Australian Public Service Commissioner John Lloyd has offered his own staff pay rises of 1.5 per cent per year – the best pay deal in the Commonwealth bureaucracy.

The offer to the commissioner's public servants is three times that of their counterparts at some other agencies, and comes with no loss of entitlements or conditions.

Many expect the commission's 250 staff to accept the offer, in a move that shows the agency is willing to enforce the Abbott government's tough bargaining rules on other departments, but not itself.

The commission claims to have bee cutting costs and reducing staff for over a year, so its pay proposal can be made in full compliance with the Public Sector Bargaining Framework.

Meanwhile, stalled talks across the 160,000-strong APS have led to industrial action as workers reject below-inflation pay offers coupled with cuts to entitlements and conditions.

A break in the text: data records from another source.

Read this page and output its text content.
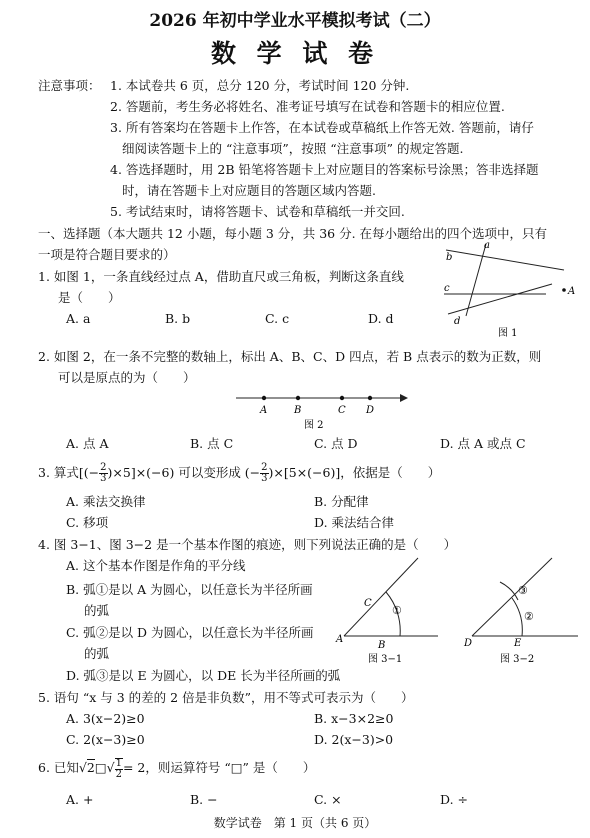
2026 年初中学业水平模拟考试（二）
数 学 试 卷
注意事项： 1. 本试卷共 6 页，总分 120 分，考试时间 120 分钟.
2. 答题前，考生务必将姓名、准考证号填写在试卷和答题卡的相应位置.
3. 所有答案均在答题卡上作答，在本试卷或草稿纸上作答无效. 答题前，请仔
细阅读答题卡上的 “注意事项”，按照 “注意事项” 的规定答题.
4. 答选择题时，用 2B 铅笔将答题卡上对应题目的答案标号涂黑；答非选择题
时，请在答题卡上对应题目的答题区域内答题.
5. 考试结束时，请将答题卡、试卷和草稿纸一并交回.
一、选择题（本大题共 12 小题，每小题 3 分，共 36 分. 在每小题给出的四个选项中，只有
一项是符合题目要求的）
1. 如图 1，一条直线经过点 A，借助直尺或三角板，判断这条直线
是（　　）
A. a	B. b	C. c	D. d
a
b
c
d
A
图 1
2. 如图 2，在一条不完整的数轴上，标出 A、B、C、D 四点，若 B 点表示的数为正数，则
可以是原点的为（　　）
A	B	C D
图 2
A. 点 A	B. 点 C	C. 点 D	D. 点 A 或点 C
3. 算式[(− $\frac{2}{3} )\times 5]\times(-6)$ 可以变形成 (− $\frac{2}{3} )\times[5\times(-6)]$，依据是（　　）
A. 乘法交换律	B. 分配律
C. 移项	D. 乘法结合律
4. 图 3−1、图 3−2 是一个基本作图的痕迹，则下列说法正确的是（　　）
A. 这个基本作图是作角的平分线
B. 弧①是以 A 为圆心，以任意长为半径所画
的弧
C. 弧②是以 D 为圆心，以任意长为半径所画
的弧
D. 弧③是以 E 为圆心，以 DE 长为半径所画的弧
A
B
C
①
图 3−1
D	E
③
②
图 3−2
5. 语句 “x 与 3 的差的 2 倍是非负数”，用不等式可表示为（　　）
A. 3(x−2)≥0	B. x−3×2≥0
C. 2(x−3)≥0	D. 2(x−3)>0
6. 已知√2□√ $\frac{1}{2} = 2$，则运算符号 “□” 是（　　）
A. +	B. −	C. ×	D. ÷
数学试卷　第 1 页（共 6 页）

Just four other pay agreements have even made it to a workplace ballot, and all four were strongly rejected.

Despite Mr Lloyd’s reputation as a hardliner, the Public Service Commission’s pay rise will not require any extra hours to be worked, no loss of Christmas shutdown, no loss of leave, incremental pay advances, flexible working arrangements, health and wellbeing benefits or redundancy provisions.

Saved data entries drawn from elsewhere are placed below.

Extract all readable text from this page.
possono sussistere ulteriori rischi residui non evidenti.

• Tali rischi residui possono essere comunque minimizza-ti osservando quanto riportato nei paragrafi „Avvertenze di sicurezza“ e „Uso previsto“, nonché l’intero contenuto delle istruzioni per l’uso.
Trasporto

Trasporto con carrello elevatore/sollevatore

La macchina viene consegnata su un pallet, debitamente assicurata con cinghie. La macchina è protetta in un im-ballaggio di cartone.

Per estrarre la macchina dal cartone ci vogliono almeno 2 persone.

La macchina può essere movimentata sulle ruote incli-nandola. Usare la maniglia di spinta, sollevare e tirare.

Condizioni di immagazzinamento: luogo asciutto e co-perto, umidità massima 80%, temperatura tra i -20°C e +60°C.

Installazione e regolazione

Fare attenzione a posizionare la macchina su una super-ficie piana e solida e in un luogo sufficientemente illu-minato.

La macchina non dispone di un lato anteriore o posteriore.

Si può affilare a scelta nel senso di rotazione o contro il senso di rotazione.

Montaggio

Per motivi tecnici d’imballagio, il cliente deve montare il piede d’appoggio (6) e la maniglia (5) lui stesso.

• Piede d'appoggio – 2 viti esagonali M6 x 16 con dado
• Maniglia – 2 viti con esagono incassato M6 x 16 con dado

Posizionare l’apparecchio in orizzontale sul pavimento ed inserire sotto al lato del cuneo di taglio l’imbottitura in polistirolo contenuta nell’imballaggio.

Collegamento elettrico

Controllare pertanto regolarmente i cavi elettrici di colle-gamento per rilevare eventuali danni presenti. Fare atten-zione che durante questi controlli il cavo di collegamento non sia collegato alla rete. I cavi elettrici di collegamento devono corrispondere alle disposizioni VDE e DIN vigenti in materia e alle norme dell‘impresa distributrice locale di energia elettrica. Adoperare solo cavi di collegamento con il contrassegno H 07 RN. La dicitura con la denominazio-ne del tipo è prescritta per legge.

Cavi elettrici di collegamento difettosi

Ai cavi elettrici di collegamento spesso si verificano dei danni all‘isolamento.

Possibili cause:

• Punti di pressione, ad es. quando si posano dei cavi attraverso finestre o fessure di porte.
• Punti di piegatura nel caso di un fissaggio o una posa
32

In a bulletin sent to APSC staffers this week, Mr Lloyd said the agency could avoid the productivity pain being felt in other areas of government.

“We have paid for our salary increase over the life of the agreement,” the commissioner wrote.

“Our efforts to manage more efficiently over the last 12 months, including through reducing our EL [executive level] cohort, has effectively provided enough productivity and cash savings to fund the majority of the 4.5 per cent pay rise.

“We won't be looking to fund productivity by reducing or changing any of your existing entitlements.

“We won't be asking you to work additional hours to fund the increase."

The bulletin called for just one concession from the workforce; the removal of unspecified “restrictive work practices” from the existing enterprise agreement.

“We will be looking to remove restrictive work practices from the agreement, consistent with government policy, and will explain this in detail at group meeting over the next few weeks,” Mr Lloyd wrote.

The Australian Services Union says there would be a lot more agreements being reached if the APSC's deal could be offered across the public sector.